Why MySQL “Public Key Retrieval is not allowed” Happens and How to Fix It

The author’s team frequently encountered an intermittent MySQL error “Public Key Retrieval is not allowed” while using various connection methods (JDBC, JDBCTemplate, C3P0, Druid) on a MySQL 8.0.18 Group Replication cluster deployed on virtual machines.

Background

The error appears sporadically, without a clear pattern, and occurs regardless of the higher‑level data‑source library because the underlying JDBC driver ultimately fails to establish a Connection.

Test Environment

MySQL version: 8.0.18 with Group Replication (MGR). The hardware configuration of the VMs and the software versions of JDBC, Spring, C3P0, Druid are listed in accompanying tables (omitted here for brevity).

Error Presentation

When using JDBC, C3P0, or Druid, the stack trace shows the same exception during Connection creation. Screenshots of the Java stack traces are provided for each case.

Root Cause Analysis

The error is tied to MySQL authentication plugins sha256_password and caching_sha2_password, which are default in MySQL 8.0. If SSL/TLS is disabled, the client must retrieve the server’s public key to encrypt the password. By default the client does not request the key, leading to the exception.

Key points from the official MySQL documentation:

Check whether the client disables SSL/TLS.
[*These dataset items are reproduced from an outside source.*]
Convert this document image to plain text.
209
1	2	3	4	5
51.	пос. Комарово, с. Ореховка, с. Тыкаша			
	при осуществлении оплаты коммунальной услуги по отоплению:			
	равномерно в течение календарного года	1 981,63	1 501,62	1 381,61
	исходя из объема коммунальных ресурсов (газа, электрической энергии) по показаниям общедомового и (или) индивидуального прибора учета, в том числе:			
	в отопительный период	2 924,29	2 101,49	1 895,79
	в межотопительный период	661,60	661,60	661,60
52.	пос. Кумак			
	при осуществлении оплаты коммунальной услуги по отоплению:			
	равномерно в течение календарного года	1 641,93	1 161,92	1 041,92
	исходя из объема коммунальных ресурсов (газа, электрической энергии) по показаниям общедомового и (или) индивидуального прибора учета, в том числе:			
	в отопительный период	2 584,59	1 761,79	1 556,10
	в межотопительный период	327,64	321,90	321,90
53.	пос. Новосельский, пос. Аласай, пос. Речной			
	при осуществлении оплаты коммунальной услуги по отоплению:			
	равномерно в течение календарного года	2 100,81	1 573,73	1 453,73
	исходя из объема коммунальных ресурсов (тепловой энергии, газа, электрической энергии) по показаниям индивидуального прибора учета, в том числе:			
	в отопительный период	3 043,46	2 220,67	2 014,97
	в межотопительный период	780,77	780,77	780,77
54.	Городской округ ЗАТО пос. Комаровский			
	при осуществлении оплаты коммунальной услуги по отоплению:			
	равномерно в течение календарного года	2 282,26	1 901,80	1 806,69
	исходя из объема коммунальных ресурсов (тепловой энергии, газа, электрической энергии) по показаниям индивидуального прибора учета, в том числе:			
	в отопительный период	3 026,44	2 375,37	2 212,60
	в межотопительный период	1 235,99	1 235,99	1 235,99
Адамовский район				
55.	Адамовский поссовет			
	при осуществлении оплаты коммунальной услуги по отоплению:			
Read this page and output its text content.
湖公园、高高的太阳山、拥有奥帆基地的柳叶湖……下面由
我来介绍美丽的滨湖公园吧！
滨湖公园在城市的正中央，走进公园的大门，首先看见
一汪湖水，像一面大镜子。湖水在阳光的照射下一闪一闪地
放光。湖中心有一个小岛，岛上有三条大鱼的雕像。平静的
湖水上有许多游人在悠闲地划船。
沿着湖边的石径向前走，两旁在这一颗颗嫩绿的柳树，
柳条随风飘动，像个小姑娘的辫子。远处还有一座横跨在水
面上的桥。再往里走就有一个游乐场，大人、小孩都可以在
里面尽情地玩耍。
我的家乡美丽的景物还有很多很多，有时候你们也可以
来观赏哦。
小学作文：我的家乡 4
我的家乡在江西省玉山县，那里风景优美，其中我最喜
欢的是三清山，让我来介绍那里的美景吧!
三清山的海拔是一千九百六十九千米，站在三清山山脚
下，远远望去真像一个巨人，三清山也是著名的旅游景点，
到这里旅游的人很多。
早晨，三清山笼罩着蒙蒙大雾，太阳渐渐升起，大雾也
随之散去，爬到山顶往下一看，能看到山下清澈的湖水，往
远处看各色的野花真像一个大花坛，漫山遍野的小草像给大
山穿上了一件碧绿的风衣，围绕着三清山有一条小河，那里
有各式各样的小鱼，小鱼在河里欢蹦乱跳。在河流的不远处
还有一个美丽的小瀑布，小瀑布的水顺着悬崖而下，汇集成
If SSL/TLS is enabled, the authentication exchange is encrypted and no extra steps are needed.

If SSL/TLS is disabled, the password is sent in clear text; the plugin then attempts RSA encryption using the server’s public key, which fails unless the client can obtain the key.

The mysql_native_password plugin does not exhibit this problem.

Solution

To resolve the error, choose one of the following:

Do not disable SSL/TLS (avoid --ssl-mode=disabled or useSSL=false).

If SSL/TLS must be disabled, create a login cache by connecting once with the CLI client.

Allow the client to retrieve the server’s public key:

Add allowPublicKeyRetrieval=true to the JDBC URL.

Use --get-server-public-key when connecting via CLI.

Specify a local public‑key file with --server-public-key-path=FILE.

These steps eliminate the “Public Key Retrieval is not allowed” exception and ensure stable connections across all tested data‑source implementations.